Ransomware attacks against Indian citizens and organisations increased by 51 per cent in the first half of 2022, as compared to the same time period last year, the Indian Computer Emergency Response Team (CERT-In) noted.
The observation was made by the agency in a new report released on Tuesday, which mapped ransomware trends and incidents. CERT-In is the nodal agency for all cyber incidents in the country and coordinates with cyber cells in every state for effective cyber threat intelligence and mitigation.
Ransomware is malware that is specifically programmed to capture all the data of a compromised machine, turn it into a format that cannot be opened without an encryption key and then hold the data to ransom.
The catch is that, particularly in cases of organisations, there is no guarantee that the data will not be sold to a third party or simply dumped on the internet even after the ransom is paid.

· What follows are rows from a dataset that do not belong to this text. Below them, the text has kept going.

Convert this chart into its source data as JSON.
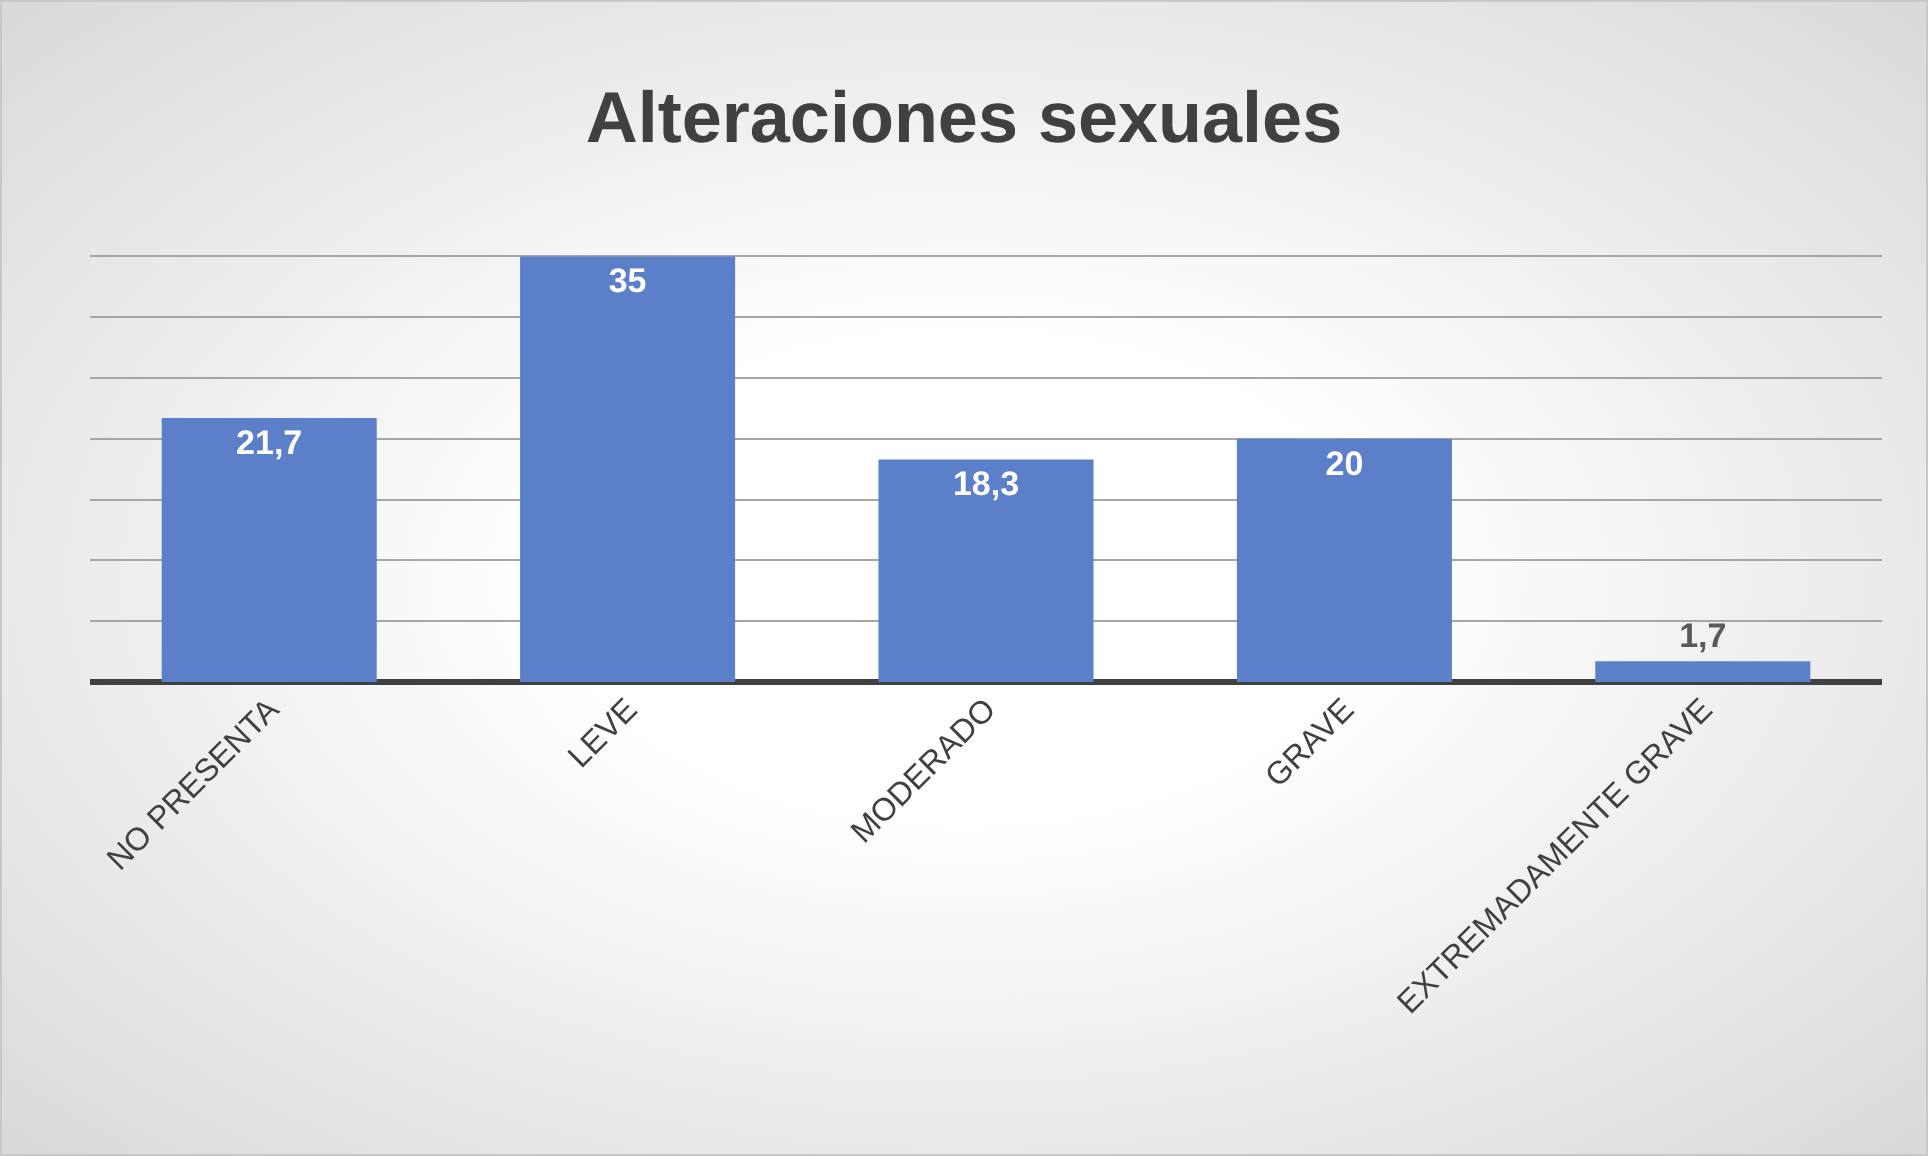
{
  "chart_data": {
    "type": "bar",
    "title": "Alteraciones sexuales",
    "categories": [
      "NO PRESENTA",
      "LEVE",
      "MODERADO",
      "GRAVE",
      "EXTREMADAMENTE GRAVE"
    ],
    "values": [
      21.7,
      35,
      18.3,
      20,
      1.7
    ],
    "value_labels": [
      "21,7",
      "35",
      "18,3",
      "20",
      "1,7"
    ],
    "color": "#5b80c9",
    "grid": "y",
    "tick_labels": "x"
  }
}
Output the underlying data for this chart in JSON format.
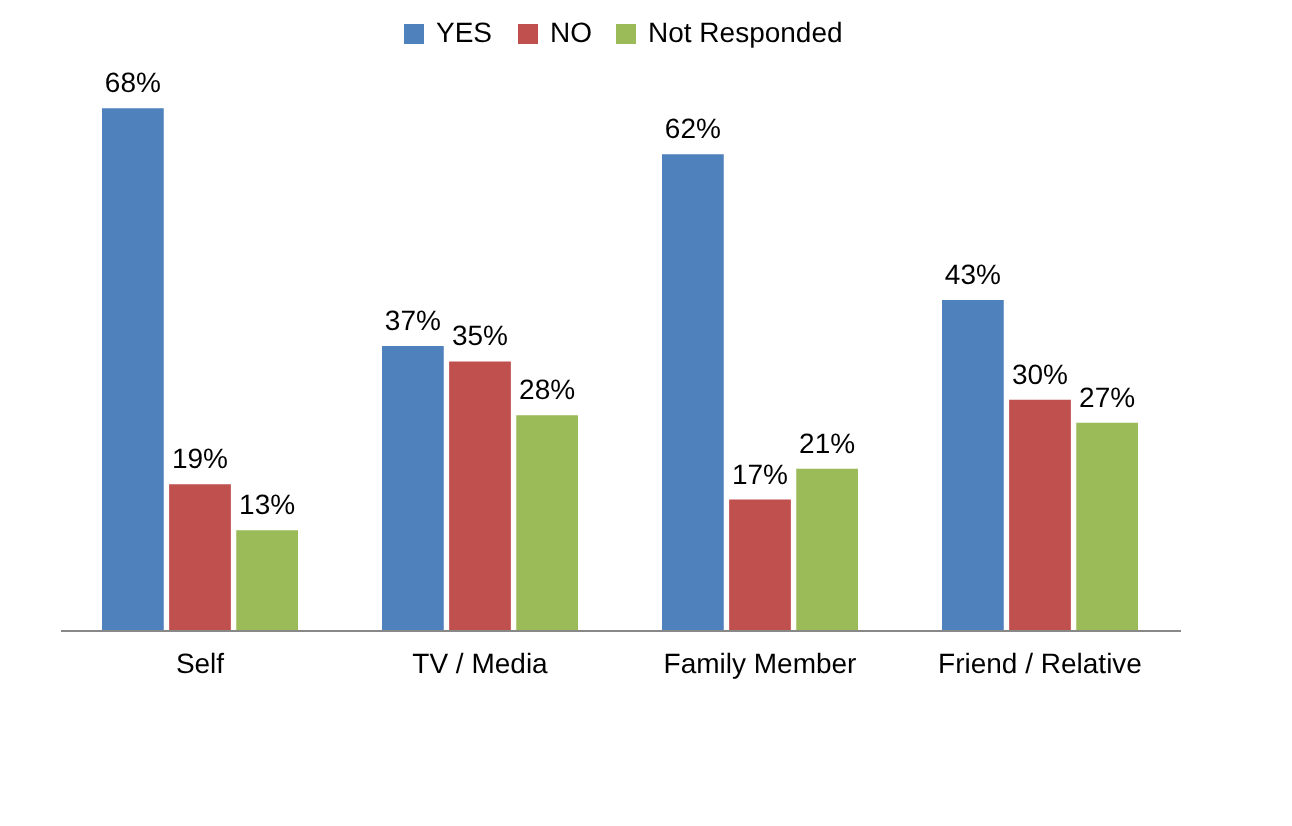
{
  "chart_data": {
    "type": "bar",
    "categories": [
      "Self",
      "TV / Media",
      "Family Member",
      "Friend / Relative"
    ],
    "legend": "top",
    "grid": false,
    "series": [
      {
        "name": "YES",
        "color": "#4f81bd",
        "values": [
          68,
          37,
          62,
          43
        ],
        "value_labels": [
          "68%",
          "37%",
          "62%",
          "43%"
        ]
      },
      {
        "name": "NO",
        "color": "#c0504d",
        "values": [
          19,
          35,
          17,
          30
        ],
        "value_labels": [
          "19%",
          "35%",
          "17%",
          "30%"
        ]
      },
      {
        "name": "Not Responded",
        "color": "#9bbb59",
        "values": [
          13,
          28,
          21,
          27
        ],
        "value_labels": [
          "13%",
          "28%",
          "21%",
          "27%"
        ]
      }
    ]
  }
}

According to the report, the information technology (IT) sector was the highest hit by ransomware attacks in the first half of this year, followed by the manufacturing and finance sectors. The first six months of 2022 also witnessed ransomware attacks against critical infrastructure industries like transport, power and oil & gas.
“Threat actors are continuing to modernise their attack tool kits with high-impact strategies. The Ransomware as a Service (RaaS) ecosystem is evolving with sophisticated double and triple extortion tactics and a wide range of ransomware campaigns through affiliates. This is leading to a higher probability of monetisation and a further rise in attack campaigns. The post-COVID accelerated digitisation and hybrid work culture are also aiding this threat's emergence,” CERT-In observed in its report.
RaaS, as the name suggests, is a practice among the malicious hacker community wherein ransomware created by one hacker is leased out to other hackers for a price.
This is done by creating unique codes that the customers can use to operate the ransomware on a one-time basis and within an expiry period. The report also noted that hackers continue to rely on known vulnerabilities in systems, phishing campaigns and compromised log-in credentials to gain initial access into systems.
In a work culture where hundreds of employees are connected to the company server through their computers and cell phones, all it takes is one careless click by one employee for the threat actors to gain access.
Another trend observed by CERT-In was that ransomware gangs are 'living off the land', meaning that the hackers are able to exploit or abuse already existing tools in the target system instead of creating custom tools to gain entry.
The advantage of a living-off-the-land attack is that there is no foreign or unknown code being inserted into the system, making it less likely to throw up an alarm.